Cell and gene therapy manufacturers often face challenges when their chosen production processes, initially sufficient for early-stage trials, prove inadequate for commercial scale. Experts have traditionally advised companies to select a manufacturing platform during preclinical development and maintain it through clinical trials and market launch. However, this approach is not always feasible if scalability issues emerge after trials begin.
Don Fink, a regulatory expert at Dark Horse Consulting, told BioSpace that adopting new technologies before entering clinical trials is the simplest path. “By using a technology from the start of development, companies can build chemistry, manufacturing and control strategies around it from day one,” he said. Anna McMahon, director of regulatory affairs at Cellares, agreed with this view, stating that the optimal time to choose a process is before filing an Investigational New Drug (IND) application.
Switching manufacturing platforms mid-development presents unique regulatory hurdles. Fink explained that sponsors must demonstrate comparability between products made with old and new platforms. He noted that doing so without an approved drug as a baseline complicates matters further. Delaying such changes increases both time and costs, which are critical factors for success.
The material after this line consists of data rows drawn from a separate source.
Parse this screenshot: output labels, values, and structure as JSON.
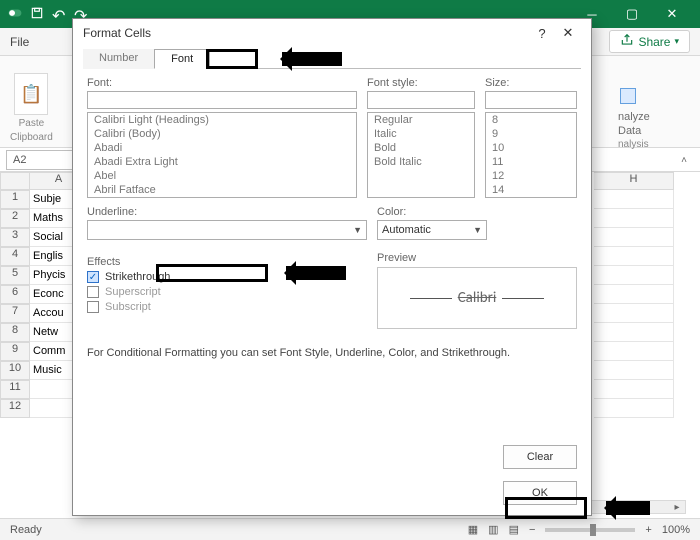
{
  "app": {
    "titlebar": {
      "undo": "↶",
      "redo": "↷"
    },
    "menus": {
      "file": "File"
    },
    "share_label": "Share",
    "ribbon": {
      "paste_label": "Paste",
      "clipboard_group": "Clipboard",
      "analyze_line1": "nalyze",
      "analyze_line2": "Data",
      "analysis_group": "nalysis"
    },
    "namebox_value": "A2",
    "columns_visible": [
      "A",
      "H"
    ],
    "rows": [
      {
        "n": "1",
        "a": "Subje"
      },
      {
        "n": "2",
        "a": "Maths"
      },
      {
        "n": "3",
        "a": "Social"
      },
      {
        "n": "4",
        "a": "Englis"
      },
      {
        "n": "5",
        "a": "Phycis"
      },
      {
        "n": "6",
        "a": "Econc"
      },
      {
        "n": "7",
        "a": "Accou"
      },
      {
        "n": "8",
        "a": "Netw"
      },
      {
        "n": "9",
        "a": "Comm"
      },
      {
        "n": "10",
        "a": "Music"
      },
      {
        "n": "11",
        "a": ""
      },
      {
        "n": "12",
        "a": ""
      }
    ],
    "status": {
      "ready": "Ready",
      "zoom": "100%",
      "plus": "+"
    }
  },
  "dialog": {
    "title": "Format Cells",
    "help": "?",
    "close": "✕",
    "tabs": {
      "number": "Number",
      "font": "Font"
    },
    "labels": {
      "font": "Font:",
      "font_style": "Font style:",
      "size": "Size:",
      "underline": "Underline:",
      "color": "Color:",
      "effects": "Effects",
      "preview": "Preview"
    },
    "font_list": [
      "Calibri Light (Headings)",
      "Calibri (Body)",
      "Abadi",
      "Abadi Extra Light",
      "Abel",
      "Abril Fatface"
    ],
    "style_list": [
      "Regular",
      "Italic",
      "Bold",
      "Bold Italic"
    ],
    "size_list": [
      "8",
      "9",
      "10",
      "11",
      "12",
      "14"
    ],
    "underline_value": "",
    "color_value": "Automatic",
    "effects": {
      "strikethrough": "Strikethrough",
      "superscript": "Superscript",
      "subscript": "Subscript"
    },
    "preview_text": "Calibri",
    "hint": "For Conditional Formatting you can set Font Style, Underline, Color, and Strikethrough.",
    "buttons": {
      "clear": "Clear",
      "ok": "OK"
    }
  }
}
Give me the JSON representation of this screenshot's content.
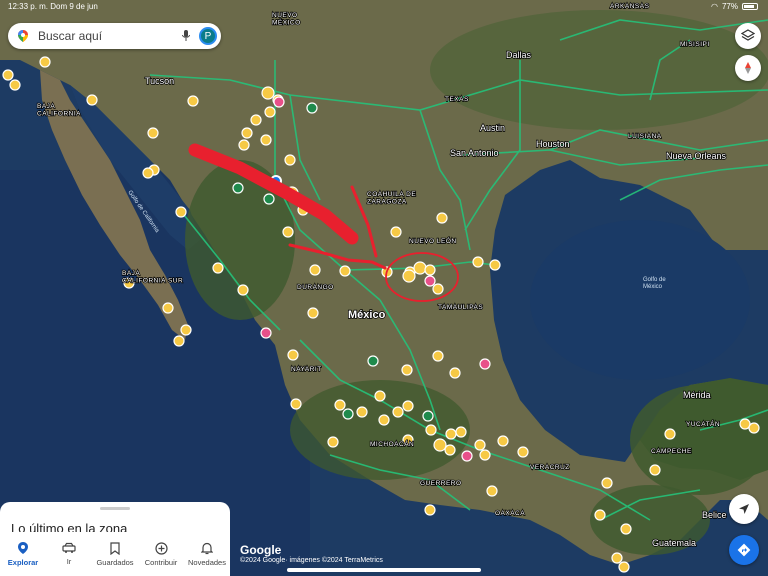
{
  "status_bar": {
    "time_date": "12:33 p. m.  Dom 9 de jun",
    "battery": "77%"
  },
  "search": {
    "placeholder": "Buscar aquí",
    "avatar_letter": "P"
  },
  "map_labels": {
    "nuevo_mexico": "NUEVO\nMÉXICO",
    "arkansas": "ARKANSAS",
    "misisipi": "MISISIPI",
    "dallas": "Dallas",
    "tucson": "Tucson",
    "texas": "TEXAS",
    "austin": "Austin",
    "luisiana": "LUISIANA",
    "baja_california": "BAJA\nCALIFORNIA",
    "houston": "Houston",
    "san_antonio": "San Antonio",
    "nueva_orleans": "Nueva Orleans",
    "golfo_california": "Golfo de California",
    "coahuila": "COAHUILA DE\nZARAGOZA",
    "nuevo_leon": "NUEVO LEÓN",
    "baja_california_sur": "BAJA\nCALIFORNIA SUR",
    "durango": "DURANGO",
    "golfo_mexico": "Golfo de\nMéxico",
    "tamaulipas": "TAMAULIPAS",
    "mexico": "México",
    "nayarit": "NAYARIT",
    "merida": "Mérida",
    "yucatan": "YUCATÁN",
    "michoacan": "MICHOACÁN",
    "campeche": "CAMPECHE",
    "veracruz": "VERACRUZ",
    "guerrero": "GUERRERO",
    "oaxaca": "OAXACA",
    "belice": "Belice",
    "guatemala": "Guatemala"
  },
  "sheet": {
    "title": "Lo último en la zona"
  },
  "tabs": [
    {
      "label": "Explorar",
      "icon": "pin-icon",
      "active": true
    },
    {
      "label": "Ir",
      "icon": "car-icon",
      "active": false
    },
    {
      "label": "Guardados",
      "icon": "bookmark-icon",
      "active": false
    },
    {
      "label": "Contribuir",
      "icon": "plus-circle-icon",
      "active": false
    },
    {
      "label": "Novedades",
      "icon": "bell-icon",
      "active": false
    }
  ],
  "footer": {
    "logo": "Google",
    "attribution": "©2024 Google· imágenes ©2024 TerraMetrics"
  },
  "colors": {
    "water": "#1d3b63",
    "land": "#6b6a4a",
    "forest": "#3f5a2e",
    "road": "#25c27a",
    "annotation": "#e8202e",
    "accent": "#1a73e8"
  }
}
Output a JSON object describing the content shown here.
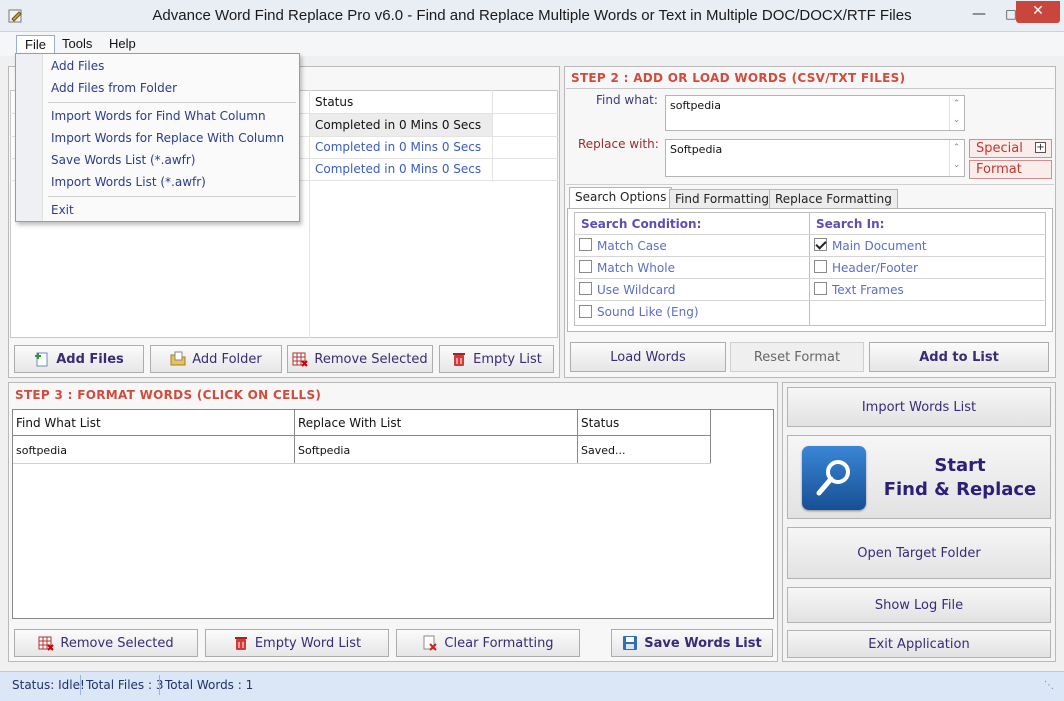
{
  "window": {
    "title": "Advance Word Find Replace Pro v6.0 - Find and Replace Multiple Words or Text in Multiple DOC/DOCX/RTF Files"
  },
  "menubar": {
    "items": [
      "File",
      "Tools",
      "Help"
    ]
  },
  "file_menu": {
    "items": [
      "Add Files",
      "Add Files from Folder",
      "Import Words for Find What Column",
      "Import Words for Replace With Column",
      "Save Words List (*.awfr)",
      "Import Words List (*.awfr)",
      "Exit"
    ]
  },
  "files_panel": {
    "status_header": "Status",
    "rows": [
      "Completed in 0 Mins 0 Secs",
      "Completed in 0 Mins 0 Secs",
      "Completed in 0 Mins 0 Secs"
    ],
    "buttons": {
      "add_files": "Add Files",
      "add_folder": "Add Folder",
      "remove_selected": "Remove Selected",
      "empty_list": "Empty List"
    }
  },
  "step2": {
    "title": "STEP 2 : ADD OR LOAD WORDS (CSV/TXT FILES)",
    "find_label": "Find what:",
    "find_value": "softpedia",
    "replace_label": "Replace with:",
    "replace_value": "Softpedia",
    "special_label": "Special",
    "format_label": "Format",
    "tabs": [
      "Search Options",
      "Find Formatting",
      "Replace Formatting"
    ],
    "search_condition": {
      "heading": "Search Condition:",
      "options": [
        {
          "label": "Match Case",
          "checked": false
        },
        {
          "label": "Match Whole",
          "checked": false
        },
        {
          "label": "Use Wildcard",
          "checked": false
        },
        {
          "label": "Sound Like (Eng)",
          "checked": false
        }
      ]
    },
    "search_in": {
      "heading": "Search In:",
      "options": [
        {
          "label": "Main Document",
          "checked": true
        },
        {
          "label": "Header/Footer",
          "checked": false
        },
        {
          "label": "Text Frames",
          "checked": false
        }
      ]
    },
    "buttons": {
      "load_words": "Load Words",
      "reset_format": "Reset Format",
      "add_to_list": "Add to List"
    }
  },
  "step3": {
    "title": "STEP 3 : FORMAT WORDS (CLICK ON CELLS)",
    "columns": [
      "Find What List",
      "Replace With List",
      "Status"
    ],
    "rows": [
      [
        "softpedia",
        "Softpedia",
        "Saved..."
      ]
    ],
    "buttons": {
      "remove_selected": "Remove Selected",
      "empty_word_list": "Empty Word List",
      "clear_formatting": "Clear Formatting",
      "save_words_list": "Save Words List"
    }
  },
  "side_buttons": {
    "import_words_list": "Import Words List",
    "start_line1": "Start",
    "start_line2": "Find & Replace",
    "open_target_folder": "Open Target Folder",
    "show_log_file": "Show Log File",
    "exit_application": "Exit Application"
  },
  "statusbar": {
    "status": "Status:  Idle!",
    "total_files": "Total Files : 3",
    "total_words": "Total Words : 1"
  },
  "colors": {
    "accent_red": "#d24b3c",
    "label_purple": "#3a2a78",
    "link_blue": "#2a3c8f",
    "start_button_blue": "#1d5fa8"
  }
}
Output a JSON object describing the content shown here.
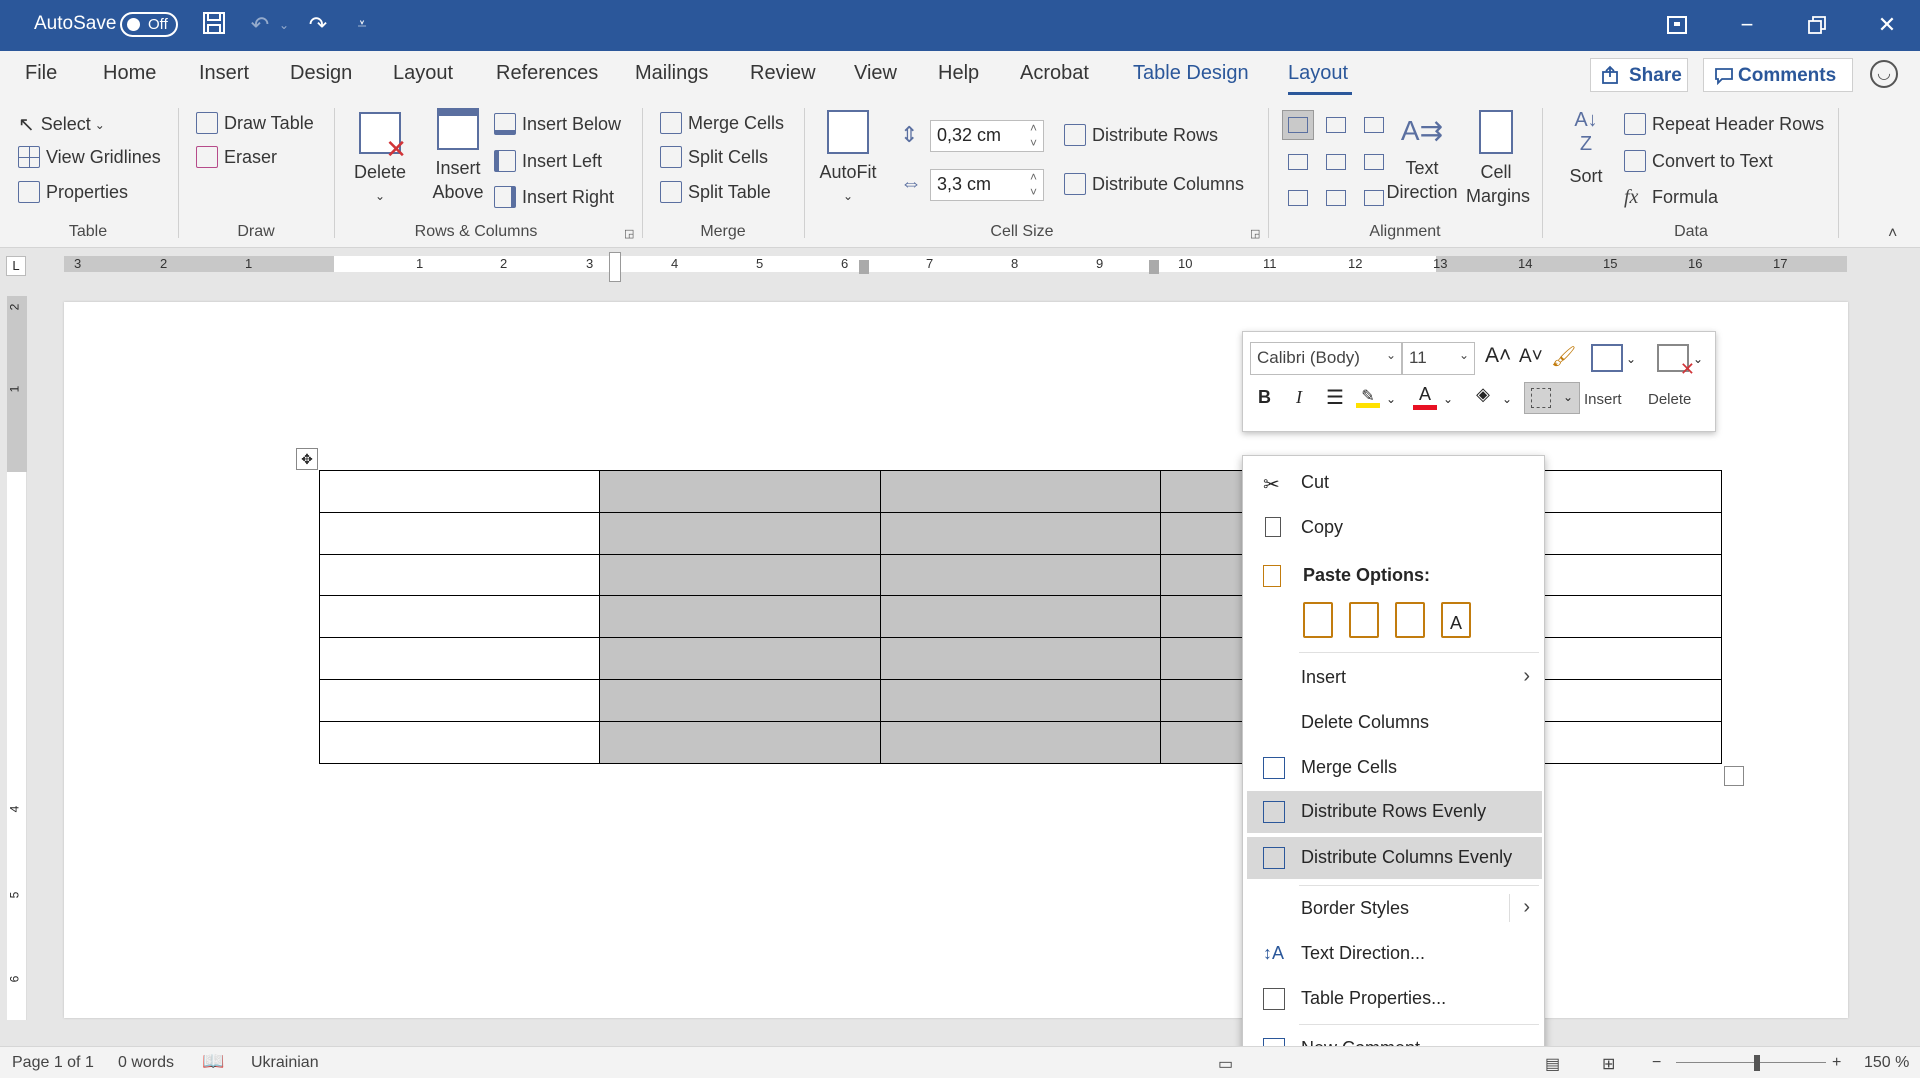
{
  "titlebar": {
    "autosave_label": "AutoSave",
    "autosave_state": "Off"
  },
  "menu": {
    "tabs": [
      "File",
      "Home",
      "Insert",
      "Design",
      "Layout",
      "References",
      "Mailings",
      "Review",
      "View",
      "Help",
      "Acrobat",
      "Table Design",
      "Layout"
    ],
    "active_tab": "Layout",
    "share_label": "Share",
    "comments_label": "Comments"
  },
  "ribbon": {
    "table": {
      "select": "Select",
      "view_gridlines": "View Gridlines",
      "properties": "Properties",
      "label": "Table"
    },
    "draw": {
      "draw_table": "Draw Table",
      "eraser": "Eraser",
      "label": "Draw"
    },
    "rows_columns": {
      "delete": "Delete",
      "insert_above_1": "Insert",
      "insert_above_2": "Above",
      "insert_below": "Insert Below",
      "insert_left": "Insert Left",
      "insert_right": "Insert Right",
      "label": "Rows & Columns"
    },
    "merge": {
      "merge_cells": "Merge Cells",
      "split_cells": "Split Cells",
      "split_table": "Split Table",
      "label": "Merge"
    },
    "cell_size": {
      "autofit": "AutoFit",
      "height_value": "0,32 cm",
      "width_value": "3,3 cm",
      "distribute_rows": "Distribute Rows",
      "distribute_columns": "Distribute Columns",
      "label": "Cell Size"
    },
    "alignment": {
      "text_direction_1": "Text",
      "text_direction_2": "Direction",
      "cell_margins_1": "Cell",
      "cell_margins_2": "Margins",
      "label": "Alignment"
    },
    "data": {
      "sort": "Sort",
      "repeat_header_rows": "Repeat Header Rows",
      "convert_to_text": "Convert to Text",
      "formula": "Formula",
      "label": "Data"
    }
  },
  "ruler": {
    "numbers": [
      "3",
      "2",
      "1",
      "1",
      "2",
      "3",
      "4",
      "5",
      "6",
      "7",
      "8",
      "9",
      "10",
      "11",
      "12",
      "13",
      "14",
      "15",
      "16",
      "17"
    ],
    "vnumbers": [
      "2",
      "1",
      "4",
      "5",
      "6"
    ]
  },
  "mini_toolbar": {
    "font": "Calibri (Body)",
    "size": "11",
    "insert": "Insert",
    "delete": "Delete",
    "bold": "B",
    "italic": "I"
  },
  "context_menu": {
    "cut": "Cut",
    "copy": "Copy",
    "paste_options": "Paste Options:",
    "insert": "Insert",
    "delete_columns": "Delete Columns",
    "merge_cells": "Merge Cells",
    "distribute_rows_evenly": "Distribute Rows Evenly",
    "distribute_columns_evenly": "Distribute Columns Evenly",
    "border_styles": "Border Styles",
    "text_direction": "Text Direction...",
    "table_properties": "Table Properties...",
    "new_comment": "New Comment"
  },
  "status": {
    "page": "Page 1 of 1",
    "words": "0 words",
    "language": "Ukrainian",
    "zoom": "150 %"
  },
  "colors": {
    "title_bar": "#2b579a",
    "selected_cells": "#c4c4c4",
    "menu_highlight": "#d8d8d8"
  }
}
Recent developments may alter these risk calculations. The U.S. Food and Drug Administration (FDA) introduced its Advanced Manufacturing Technology (AMT) designation program in January 2025 to support technologies that significantly improve pharmaceutical manufacturing processes. This program offers designated technology users more opportunities to engage with the FDA during both early drug development and subsequent application assessments.
McMahon’s company received an AMT designation in April 2025 and has since engaged in discussions with the FDA under this framework. She believes the AMT designation “fundamentally changes the risk equation for cell therapy developers” by providing “a clear, repeatable path to engage FDA on manufacturing early.” According to McMahon, regulators now recognize the complexity of switching platforms and allow “staged, evidence-led transitions” rather than treating such switches as all-or-nothing events.
The AMT framework enables sponsors to validate comparability while ongoing trials continue by running side-by-side lots using agreed-upon readouts. Bridging strategies discussed with regulators help maintain dosing schedules during transitions. These interactions also allow sponsors to align on acceptance criteria before producing clinical material and plan future phases with confidence regarding identity controls and data expectations.
“This keeps trials on schedule and sets up a process that can be repeated across sites after approval,” McMahon said.
While only a few companies like Cellares and Oribiotech have received AMT designations due to the program’s recent launch, experts are watching closely to see how these regulatory changes will impact development pathways for cell and gene therapies going forward.
For now, the AMT program provides an option for sponsors concerned about launching products with costly or unscalable processes—a challenge many approved cell and gene therapies have faced in achieving commercial viability.